Meses antes, os sem-terra recorreram ao mesmo expediente para fechar a agência do Banco do Brasil na cidade e, com isso, forçar uma renegociação de dívidas. A população foi impedida de recorrer ao banco por quase uma semana.
Com a nova ocupação nas terras da Araupel, o cinturão de invasões deixa Quedas do Iguaçu cada vez mais sitiada pelos sem-terra. Segundo o presidente da associação comercial da cidade, Reni Felipe, as incertezas sobre os empregos da Araupel derrubaram 60% das vendas no comércio e provocaram a desvalorização de boa parte dos imóveis na região.
A presença do MST também inflou a população, mas não trouxe benefícios econômicos porque muitas famílias vivem exclusivamente da renda de programas sociais, como o Bolsa Família. Sob a condição do anonimato, a dona de um dos principais restaurantes de Quedas diz que o movimento recrutou moradores da própria cidade, interessados em um pedaço de terra fácil.

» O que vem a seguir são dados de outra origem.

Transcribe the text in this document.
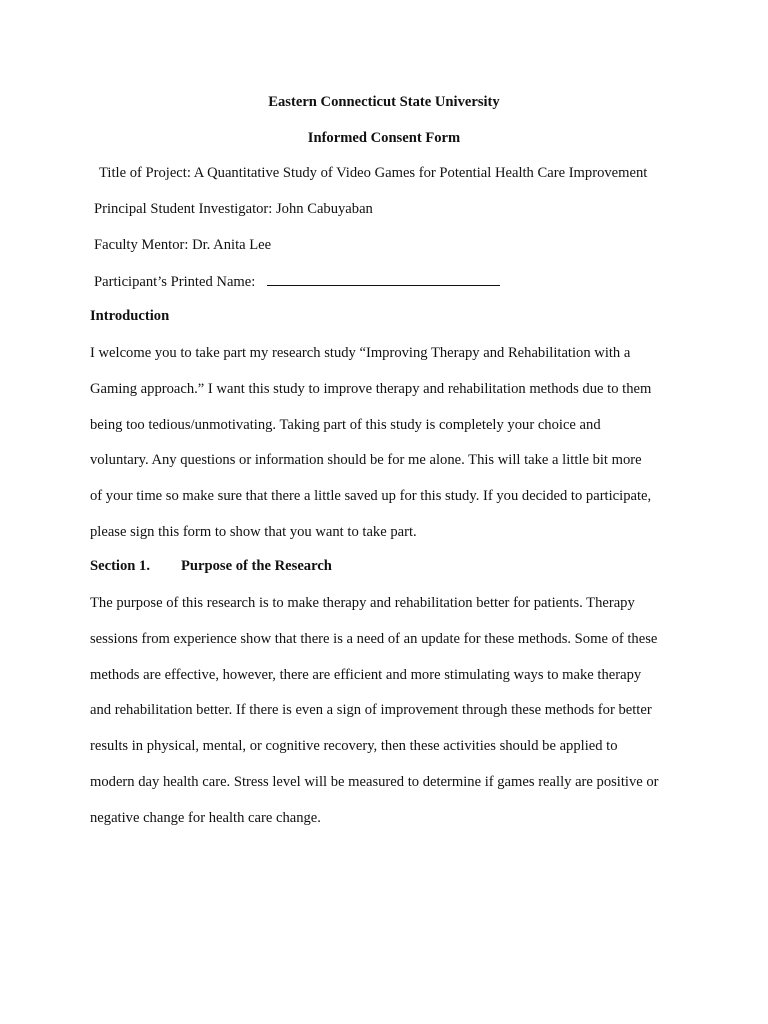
Eastern Connecticut State University
Informed Consent Form
Title of Project: A Quantitative Study of Video Games for Potential Health Care Improvement
Principal Student Investigator: John Cabuyaban
Faculty Mentor: Dr. Anita Lee
Participant’s Printed Name:
Introduction
I welcome you to take part my research study “Improving Therapy and Rehabilitation with a
Gaming approach.” I want this study to improve therapy and rehabilitation methods due to them
being too tedious/unmotivating. Taking part of this study is completely your choice and
voluntary. Any questions or information should be for me alone. This will take a little bit more
of your time so make sure that there a little saved up for this study. If you decided to participate,
please sign this form to show that you want to take part.
Section 1. Purpose of the Research
The purpose of this research is to make therapy and rehabilitation better for patients. Therapy
sessions from experience show that there is a need of an update for these methods. Some of these
methods are effective, however, there are efficient and more stimulating ways to make therapy
and rehabilitation better. If there is even a sign of improvement through these methods for better
results in physical, mental, or cognitive recovery, then these activities should be applied to
modern day health care. Stress level will be measured to determine if games really are positive or
negative change for health care change.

“Meu garçom, que ganhava 1 100 reais aqui, pediu a conta e está lá acampado agora. Como o governo dá de tudo para essa gente, por que trabalhar, né?”, ironiza ela.
“O MST é uma religião”
O paranaense Danilo Ferreira, 44 anos, é um exemplo de como, ao longo dos anos, as invasões do Movimento dos Trabalhadores Rurais sem Terra (MST) se transformaram num grande negócio. Filho de agricultores sem-terra, ele tinha 14 anos quando os pais foram assentados pela primeira vez. Nos anos 90, foi a vez de ele fazer patrimônio invadindo as terras da empresa Araupel, no entorno de Quedas do Iguaçu. Hoje, Danilo é uma das principais lideranças do MST em seu estado. Conhecido pelo apelido de “Cabeludo” e dono de um supermercado no assentamento, ele prepara a terceira geração de sem-terra.

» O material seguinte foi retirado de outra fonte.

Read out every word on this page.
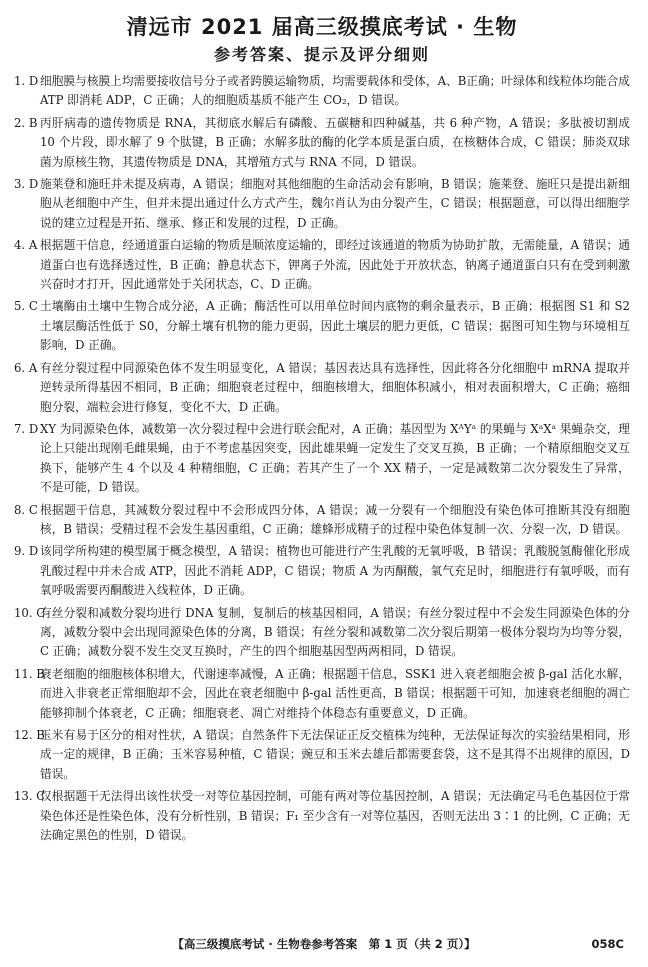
清远市 2021 届高三级摸底考试 · 生物
参考答案、提示及评分细则

1. D 细胞膜与核膜上均需要接收信号分子或者跨膜运输物质，均需要载体和受体，A、B正确；叶绿体和线粒体均能合成 ATP 即消耗 ADP，C 正确；人的细胞质基质不能产生 CO₂，D 错误。

2. B 丙肝病毒的遗传物质是 RNA，其彻底水解后有磷酸、五碳糖和四种碱基，共 6 种产物，A 错误；多肽被切割成 10 个片段，即水解了 9 个肽键，B 正确；水解多肽的酶的化学本质是蛋白质，在核糖体合成，C 错误；肺炎双球菌为原核生物，其遗传物质是 DNA，其增殖方式与 RNA 不同，D 错误。

3. D 施莱登和施旺并未提及病毒，A 错误；细胞对其他细胞的生命活动会有影响，B 错误；施莱登、施旺只是提出新细胞从老细胞中产生，但并未提出通过什么方式产生，魏尔肖认为由分裂产生，C 错误；根据题意，可以得出细胞学说的建立过程是开拓、继承、修正和发展的过程，D 正确。

4. A 根据题干信息，经通道蛋白运输的物质是顺浓度运输的，即经过该通道的物质为协助扩散，无需能量，A 错误；通道蛋白也有选择透过性，B 正确；静息状态下，钾离子外流，因此处于开放状态，钠离子通道蛋白只有在受到刺激兴奋时才打开，因此通常处于关闭状态，C、D 正确。

5. C 土壤酶由土壤中生物合成分泌，A 正确；酶活性可以用单位时间内底物的剩余量表示，B 正确；根据图 S1 和 S2 土壤层酶活性低于 S0，分解土壤有机物的能力更弱，因此土壤层的肥力更低，C 错误；据图可知生物与环境相互影响，D 正确。

6. A 有丝分裂过程中同源染色体不发生明显变化，A 错误；基因表达具有选择性，因此将各分化细胞中 mRNA 提取并逆转录所得基因不相同，B 正确；细胞衰老过程中，细胞核增大，细胞体积减小，相对表面积增大，C 正确；癌细胞分裂，端粒会进行修复，变化不大，D 正确。

7. D XY 为同源染色体，减数第一次分裂过程中会进行联会配对，A 正确；基因型为 XᴬYᵃ 的果蝇与 XᵃXᵃ 果蝇杂交，理论上只能出现刚毛雌果蝇，由于不考虑基因突变，因此雄果蝇一定发生了交叉互换，B 正确；一个精原细胞交叉互换下，能够产生 4 个以及 4 种精细胞，C 正确；若其产生了一个 XX 精子，一定是减数第二次分裂发生了异常，不是可能，D 错误。

8. C 根据题干信息，其减数分裂过程中不会形成四分体，A 错误；减一分裂有一个细胞没有染色体可推断其没有细胞核，B 错误；受精过程不会发生基因重组，C 正确；雄蜂形成精子的过程中染色体复制一次、分裂一次，D 错误。

9. D 该同学所构建的模型属于概念模型，A 错误；植物也可能进行产生乳酸的无氧呼吸，B 错误；乳酸脱氢酶催化形成乳酸过程中并未合成 ATP，因此不消耗 ADP，C 错误；物质 A 为丙酮酸，氧气充足时，细胞进行有氧呼吸，而有氧呼吸需要丙酮酸进入线粒体，D 正确。

10. C
有丝分裂和减数分裂均进行 DNA 复制，复制后的核基因相同，A 错误；有丝分裂过程中不会发生同源染色体的分离，减数分裂中会出现同源染色体的分离，B 错误；有丝分裂和减数第二次分裂后期第一极体分裂均为均等分裂，C 正确；减数分裂不发生交叉互换时，产生的四个细胞基因型两两相同，D 错误。

11. B
衰老细胞的细胞核体积增大，代谢速率减慢，A 正确；根据题干信息，SSK1 进入衰老细胞会被 β-gal 活化水解，而进入非衰老正常细胞却不会，因此在衰老细胞中 β-gal 活性更高，B 错误；根据题干可知，加速衰老细胞的凋亡能够抑制个体衰老，C 正确；细胞衰老、凋亡对维持个体稳态有重要意义，D 正确。

12. B
玉米有易于区分的相对性状，A 错误；自然条件下无法保证正反交植株为纯种，无法保证每次的实验结果相同，形成一定的规律，B 正确；玉米容易种植，C 错误；豌豆和玉米去雄后都需要套袋，这不是其得不出规律的原因，D 错误。

13. C
仅根据题干无法得出该性状受一对等位基因控制，可能有两对等位基因控制，A 错误；无法确定马毛色基因位于常染色体还是性染色体，没有分析性别，B 错误；F₁ 至少含有一对等位基因，否则无法出 3∶1 的比例，C 正确；无法确定黑色的性别，D 错误。

【高三级摸底考试 · 生物卷参考答案　第 1 页（共 2 页）】	058C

Qual o objetivo do MST com mais essa invasão?
Nós queremos promover o desenvolvimento econômico das famílias pondo todas as terras improdutivas para produzir. Não dá para se contentar em ser assalariado. Só salário não serve para nada.
Mas as terras invadidas são produtivas.
A nossa discussão de movimento social vai além de pínus e eucalipto. A empresa está no direito dela de produzir celulose, mas em outro lugar. Essas terras são maravilhosas para a agricultura. Se ela quer plantar madeira para exportar para os Estados Unidos, que faça isso em outro lugar.
Há alguma chance de acordo para o MST deixar as terras da empresa?
O pessoal não vai sair, porque nós estamos discutindo um novo jeito de produzir no campo. A nossa lógica é fazer a reforma agrária no Brasil. Estamos retomando as grandes ocupações.
O movimento já não tem terras demais na região?
São 52 000 hectares. As pessoas que estão assentadas hoje, algo em torno de 2 800 famílias, estão no limite. A região não dá mais conta de garantir produção e renda para todos. Temos filhos de assentados que já se casaram, construíram família e agora precisam encontrar um lugar para viver.
O pessoal está preparado para resistir em caso de uma ação policial?
O MST é tipo uma religião. Quem não tem família no acampamento ajuda quem está lá do mesmo jeito. Quem já tem casa no assentamento dá suporte a quem está na barraca. Temos 5 000 pessoas no acampamento e podemos colocar mais 5 000 com dois ou três telefonemas. É só o governador vir com a polícia.
Vocês não temem o confronto?
Temos medo porque existem muitas crianças, mulheres e idosos no acampamento. Mas o pessoal não vai sair. Vai lutar. Se a polícia vier mesmo, ela sabe que vai ter confronto.
Como vocês se organizam?
Temos uns trinta grupos de famílias que se reúnem diariamente. Cada grupo responde a um casal de coordenadores. Temos um grupo de companheiros que atuam na equipe de disciplina e são responsáveis por aplicar o nosso regimento de conduta. Eles são responsáveis pela segurança de todos.
O MST retomou as invasões para pressionar o governo federal?
Não dá para se queixar do governo. Só com uma parte do PAC a gente abriu estradas, construiu casas melhores para os assentados e financiou a produção. Tem muito fazendeiro que, por medo da ocupação, resolveu produzir na terra."